British Jazz Musician Tubby Hayes — Down in The Village, New York 1961
Jazz of the 20th century is as much about recordings as it is about musicians, and when a particular musician, or group of musicians, record something exceptional that recording instantly becomes a bench mark of excellence, and an inspiration for future musicians (think of Miles Davis’s Kind of Blue for instance) and something of a friend and companion for the jazz fan. I’ve had one such friend for over fifty years.
Back in the early 1960s there was an arts magazine called The Scene which, in their first issue, had a feature on the British saxophonist and vibes player Edward Brian ‘Tubby’ Hayes explaining that this 28 year old jazz musician was going to conquer the world, and that we should all buy his latest (his first I think) LP, called Down In The Village because those privileged few (Steve Race had been one of the few and couldn’t stop talking about the forthcoming LP on his BBC Light Programme show) who had been lucky enough to witness the recording session at the Ronnie Scott Club in London’s Soho said it was exceptional and a bench mark of excellence. They were right.
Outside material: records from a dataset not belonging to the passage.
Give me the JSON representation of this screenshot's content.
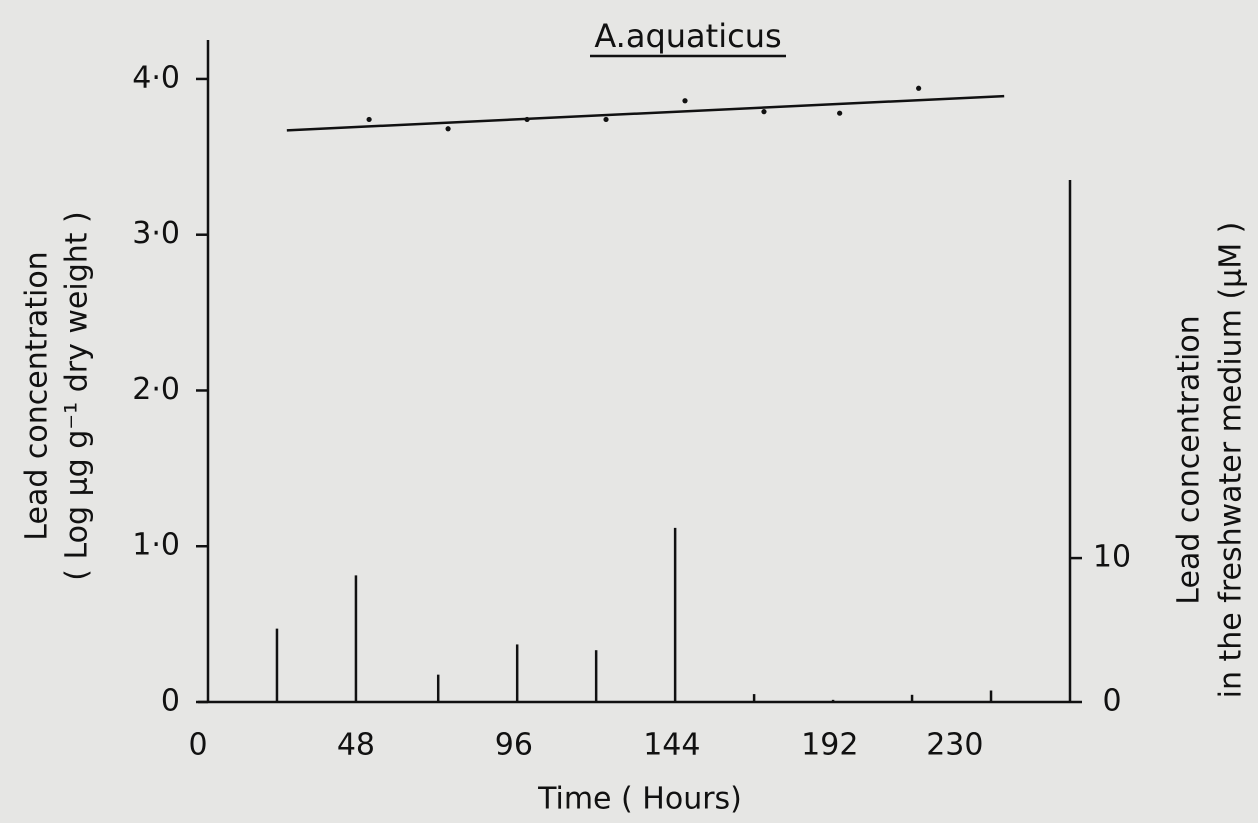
{
  "chart_data": {
    "type": "combo",
    "title": "A.aquaticus",
    "xlabel": "Time ( Hours)",
    "ylabel": [
      "Lead concentration",
      "( Log μg g⁻¹ dry weight )"
    ],
    "y2label": [
      "Lead concentration",
      "in the freshwater medium (μM )"
    ],
    "xlim": [
      0,
      265
    ],
    "xticks": [
      0,
      48,
      96,
      144,
      192,
      230
    ],
    "ylim": [
      0,
      4.25
    ],
    "yticks": [
      0,
      {
        "value": 1,
        "label": "1·0"
      },
      {
        "value": 2,
        "label": "2·0"
      },
      {
        "value": 3,
        "label": "3·0"
      },
      {
        "value": 4,
        "label": "4·0"
      }
    ],
    "y2lim": [
      0,
      46
    ],
    "y2ticks": [
      0,
      10
    ],
    "series": [
      {
        "type": "scatter",
        "color": "#111",
        "x": [
          52,
          76,
          100,
          124,
          148,
          172,
          195,
          219
        ],
        "values": [
          3.74,
          3.68,
          3.74,
          3.74,
          3.86,
          3.79,
          3.78,
          3.94
        ]
      },
      {
        "type": "line",
        "color": "#111",
        "x": [
          27,
          245
        ],
        "values": [
          3.67,
          3.89
        ]
      },
      {
        "type": "bar",
        "axis": "y2",
        "color": "#111",
        "x": [
          24,
          48,
          73,
          97,
          121,
          145,
          169,
          193,
          217,
          241
        ],
        "values": [
          5.1,
          8.8,
          1.9,
          4.0,
          3.6,
          12.1,
          0.55,
          0.15,
          0.5,
          0.8
        ]
      }
    ]
  }
}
Well, I saved my paper-round money and bought the LP. I was knocked out. This was jazz I’d never heard before. It was a complete and utter revelation, as if, just for a moment, I’d been let into a secret world. Which I had of course — the secret world of modern jazz where every note, every beat, every nuance of phrasing is layered to create something the brain can hardly take in at first listening but, just before the end of a piece your heart gives you a good kick and you realise that something rather special has just happened. Better listen to that track again you think, and then again and again.
And the track I listened to again and again, is the title track ‘Down In The Village’ which is an original composition by Hayes to commemorate his visit to New York in 1961 where he played at the Village Vanguard ( the home turf of John Coltrane of course) and became something of a sensation, and rightly so because the professionalism and sheer brilliance of his playing states, from the outset of this wonderful recording, that this young Londoner was without a doubt one of the world’s finest jazz musicians. On tenor sax alone the likes of Sonny Rollins and the aforementioned Coltrane would have had a job just keeping up let alone competing in the creativity stakes. Tubby Hayes was a phenomenon, and not only on the tenor and soprano saxes, but also on the vibraphone, which is his chosen instrument for ‘Down In The Village’ and with which he creates a sumptuous mood and a gloriously deep propulsive swing that spurs the other musicians on to create something quite spectacular of their own, most notably Jimmy Deucher on trumpet who gets into a groove that at times almost breaks your heart with the delicacy of the phrasing and the sheer genius of his inventiveness, as does the piano playing of Gordon Beck whose improvisational skills and back-leaning swing is almost too much to bear. Add to this the rock solid support of Freddy Logan on bass, and the ‘wonderful’ Allan Ganley on drums, and you have a jazz record that changed British modern jazz forever, and not just here but around the world. It really is that good.